The surveillance operation Gun exposed was designed to manipulate the UN Security Council — the international body charged with authorizing military force under international law. The operation failed. The US and UK never secured the second resolution the NSA and GCHQ had worked to obtain. They invaded anyway.
"I have no regrets and I would do it again. I did what I thought was right."
Katharine Gun — The Observer, 2013Gun's leak did not stop the war — she has acknowledged this repeatedly. But it documented that the governments conducting the invasion knew their legal position was weak enough that they were willing to conduct covert intelligence operations against diplomatic allies to secure authorization. When that authorization could not be obtained, they proceeded anyway.

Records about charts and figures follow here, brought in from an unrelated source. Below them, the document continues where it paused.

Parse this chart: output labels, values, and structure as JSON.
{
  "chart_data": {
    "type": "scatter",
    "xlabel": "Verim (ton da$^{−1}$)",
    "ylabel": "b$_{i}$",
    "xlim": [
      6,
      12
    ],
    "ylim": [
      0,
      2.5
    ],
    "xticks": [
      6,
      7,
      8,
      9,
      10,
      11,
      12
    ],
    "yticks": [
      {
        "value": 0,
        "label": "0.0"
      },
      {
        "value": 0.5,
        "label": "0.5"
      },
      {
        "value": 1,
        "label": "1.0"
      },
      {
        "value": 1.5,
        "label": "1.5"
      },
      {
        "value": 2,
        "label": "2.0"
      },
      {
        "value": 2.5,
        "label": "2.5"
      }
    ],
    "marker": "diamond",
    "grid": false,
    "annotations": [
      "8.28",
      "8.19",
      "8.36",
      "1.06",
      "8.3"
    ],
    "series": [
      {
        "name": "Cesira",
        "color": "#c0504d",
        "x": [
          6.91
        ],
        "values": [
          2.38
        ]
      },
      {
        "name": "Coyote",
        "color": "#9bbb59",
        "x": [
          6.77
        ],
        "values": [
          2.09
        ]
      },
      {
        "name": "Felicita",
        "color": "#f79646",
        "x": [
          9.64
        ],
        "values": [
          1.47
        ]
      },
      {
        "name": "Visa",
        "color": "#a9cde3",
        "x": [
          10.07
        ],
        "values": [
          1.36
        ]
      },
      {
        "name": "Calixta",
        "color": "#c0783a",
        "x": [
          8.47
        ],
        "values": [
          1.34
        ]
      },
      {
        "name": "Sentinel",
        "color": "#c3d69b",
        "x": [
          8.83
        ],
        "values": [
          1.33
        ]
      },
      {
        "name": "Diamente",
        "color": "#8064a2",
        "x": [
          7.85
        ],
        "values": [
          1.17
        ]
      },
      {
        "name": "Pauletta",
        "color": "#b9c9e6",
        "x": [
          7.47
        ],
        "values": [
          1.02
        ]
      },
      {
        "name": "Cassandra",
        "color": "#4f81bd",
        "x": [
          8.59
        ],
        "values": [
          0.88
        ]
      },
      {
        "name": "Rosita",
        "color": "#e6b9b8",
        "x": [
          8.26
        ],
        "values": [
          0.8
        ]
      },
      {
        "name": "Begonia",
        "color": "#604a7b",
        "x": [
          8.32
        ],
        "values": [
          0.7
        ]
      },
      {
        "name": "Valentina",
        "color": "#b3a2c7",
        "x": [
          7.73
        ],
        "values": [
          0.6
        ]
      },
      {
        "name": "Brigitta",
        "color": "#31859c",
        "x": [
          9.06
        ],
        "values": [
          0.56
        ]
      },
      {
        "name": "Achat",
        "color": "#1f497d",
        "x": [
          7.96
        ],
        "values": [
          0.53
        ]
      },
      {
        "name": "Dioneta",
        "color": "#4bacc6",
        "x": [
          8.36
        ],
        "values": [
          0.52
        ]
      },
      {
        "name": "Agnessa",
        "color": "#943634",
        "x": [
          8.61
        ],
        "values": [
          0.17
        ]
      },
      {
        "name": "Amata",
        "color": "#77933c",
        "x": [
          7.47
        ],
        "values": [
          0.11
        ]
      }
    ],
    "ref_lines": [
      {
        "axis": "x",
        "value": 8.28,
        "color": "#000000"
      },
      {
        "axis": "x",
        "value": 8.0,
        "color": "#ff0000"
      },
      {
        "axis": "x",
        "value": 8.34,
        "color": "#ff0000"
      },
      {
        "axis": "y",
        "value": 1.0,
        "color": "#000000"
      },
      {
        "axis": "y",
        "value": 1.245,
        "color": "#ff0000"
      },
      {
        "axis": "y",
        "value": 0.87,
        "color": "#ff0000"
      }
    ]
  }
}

The case demonstrates how governments handle unauthorized disclosures of politically sensitive intelligence. When the disclosure reveals operations or doubts that officials prefer to keep hidden, prosecution becomes complicated. Proving the case may require revealing more than authorities want public. Gun's prosecutors faced that calculation and withdrew.
Whether her disclosure was legally justified remains unresolved. No court ruled on her necessity defense. The government's decision to drop charges prevented judicial examination of whether preventing an allegedly illegal war constitutes legal justification for violating the Official Secrets Act. That question remains open.

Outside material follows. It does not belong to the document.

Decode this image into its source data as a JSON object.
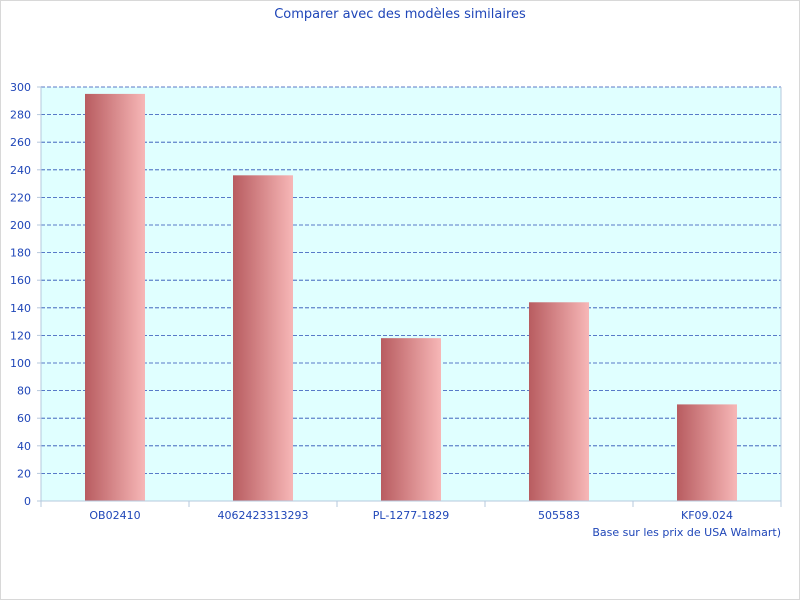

What cannot be disputed is that the documents exist. The Koza memo, Goldsmith's full legal advice, the Chilcot Report — these are not matters of interpretation or contested recollection. They are published, verifiable, and detailed. They describe a surveillance operation targeting UN diplomats, legal advice expressing doubt about war's legality, and a decision-making process that committed to invasion before alternatives were exhausted.

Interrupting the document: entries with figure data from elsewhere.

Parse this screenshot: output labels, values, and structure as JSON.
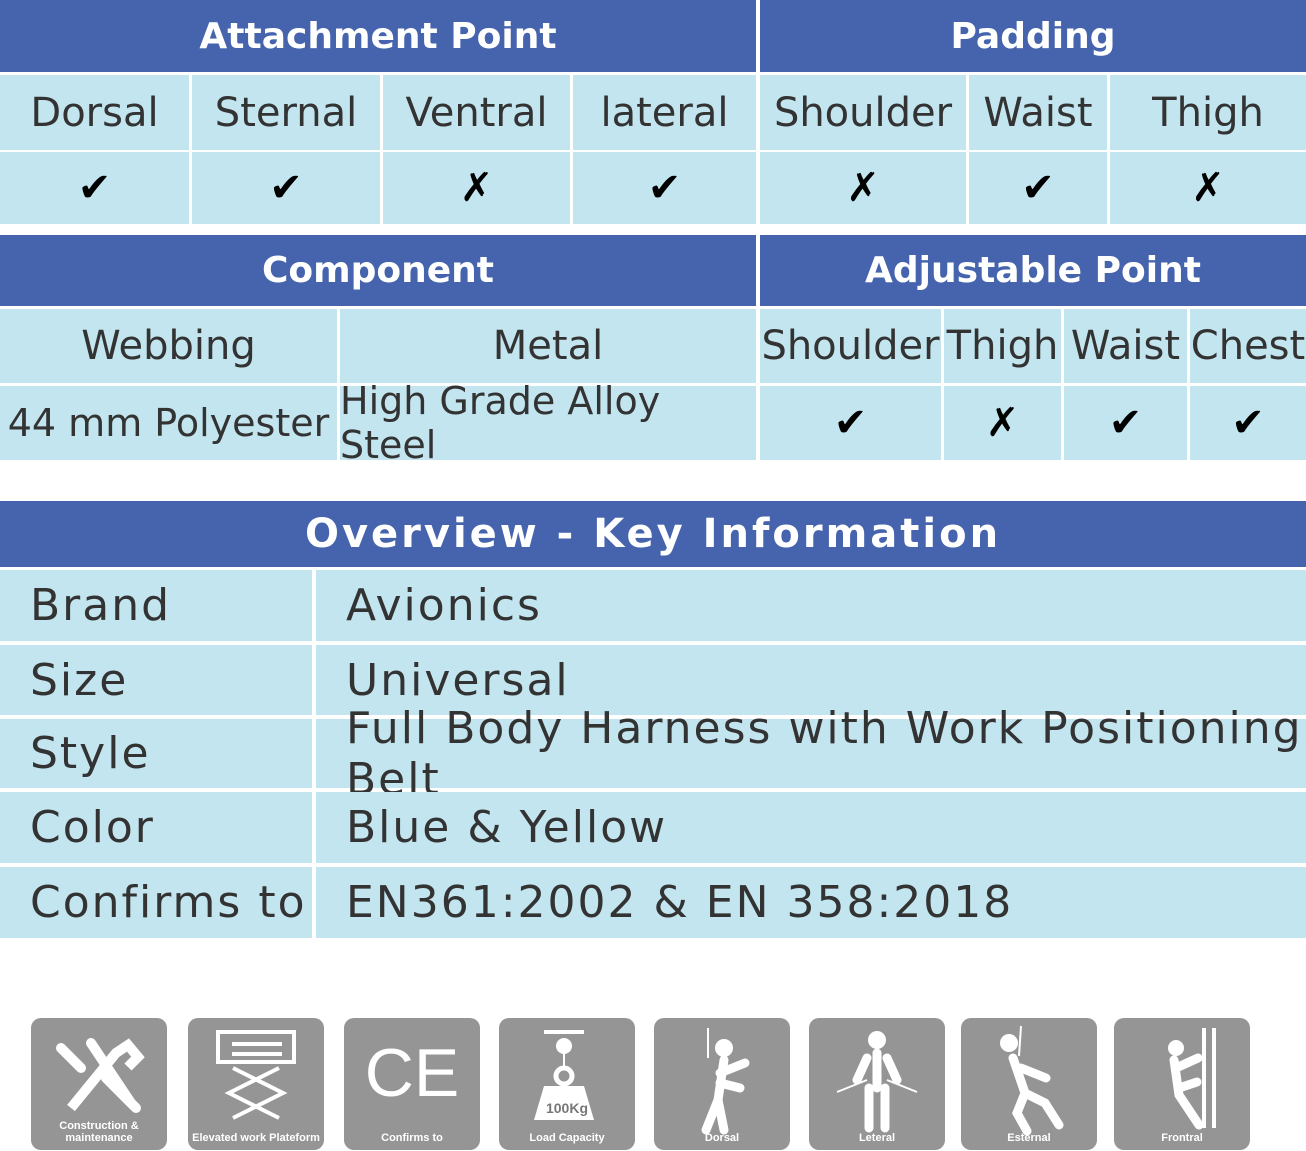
{
  "colors": {
    "header": "#4664ad",
    "cell": "#c3e5ef",
    "text": "#333333"
  },
  "attachment": {
    "title": "Attachment Point",
    "columns": [
      "Dorsal",
      "Sternal",
      "Ventral",
      "lateral"
    ],
    "values": [
      "✔",
      "✔",
      "✗",
      "✔"
    ]
  },
  "padding": {
    "title": "Padding",
    "columns": [
      "Shoulder",
      "Waist",
      "Thigh"
    ],
    "values": [
      "✗",
      "✔",
      "✗"
    ]
  },
  "component": {
    "title": "Component",
    "columns": [
      "Webbing",
      "Metal"
    ],
    "values": [
      "44 mm Polyester",
      "High Grade Alloy Steel"
    ]
  },
  "adjustable": {
    "title": "Adjustable Point",
    "columns": [
      "Shoulder",
      "Thigh",
      "Waist",
      "Chest"
    ],
    "values": [
      "✔",
      "✗",
      "✔",
      "✔"
    ]
  },
  "overview": {
    "title": "Overview - Key Information",
    "rows": [
      {
        "label": "Brand",
        "value": "Avionics"
      },
      {
        "label": "Size",
        "value": "Universal"
      },
      {
        "label": "Style",
        "value": "Full Body Harness with Work Positioning Belt"
      },
      {
        "label": "Color",
        "value": "Blue & Yellow"
      },
      {
        "label": "Confirms to",
        "value": "EN361:2002 & EN 358:2018"
      }
    ]
  },
  "icons": [
    {
      "name": "tools-icon",
      "caption": "Construction & maintenance"
    },
    {
      "name": "scissor-lift-icon",
      "caption": "Elevated work Plateform"
    },
    {
      "name": "ce-mark-icon",
      "caption": "Confirms to"
    },
    {
      "name": "weight-icon",
      "caption": "Load Capacity",
      "badge": "100Kg"
    },
    {
      "name": "dorsal-harness-icon",
      "caption": "Dorsal"
    },
    {
      "name": "lateral-harness-icon",
      "caption": "Leteral"
    },
    {
      "name": "sternal-harness-icon",
      "caption": "Esternal"
    },
    {
      "name": "frontal-harness-icon",
      "caption": "Frontral"
    }
  ]
}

Gun's case illustrates the mechanisms available when an intelligence professional concludes their government is engaged in illegal activity: report internally (where objections will be suppressed), remain silent (allowing the activity to proceed), or disclose publicly (accepting potential criminal liability). She chose disclosure. The government chose not to prosecute rather than expose its legal reasoning.
The precedent is limited but clear: under specific circumstances, when prosecution requires disclosing material the government finds more damaging than dropping charges, a confession-based Official Secrets Act case may be abandoned. Those circumstances are rare. Most leakers face prosecution without such leverage.
In 2019, the film "Official Secrets" starring Keira Knightley brought Gun's story to international audiences. Gun has since worked as an advocate for intelligence community whistleblowers and government transparency. She speaks at universities and conferences about her case and the broader questions it raises about official secrecy, democratic accountability, and individual conscience.
The six nations targeted in the Koza memo never received the UN vote the surveillance was designed to secure. The Security Council never explicitly authorized the Iraq War. The invasion proceeded anyway. And a 28-year-old translator who printed a classified memo and mailed it to a journalist became part of the documented record of how that decision was made.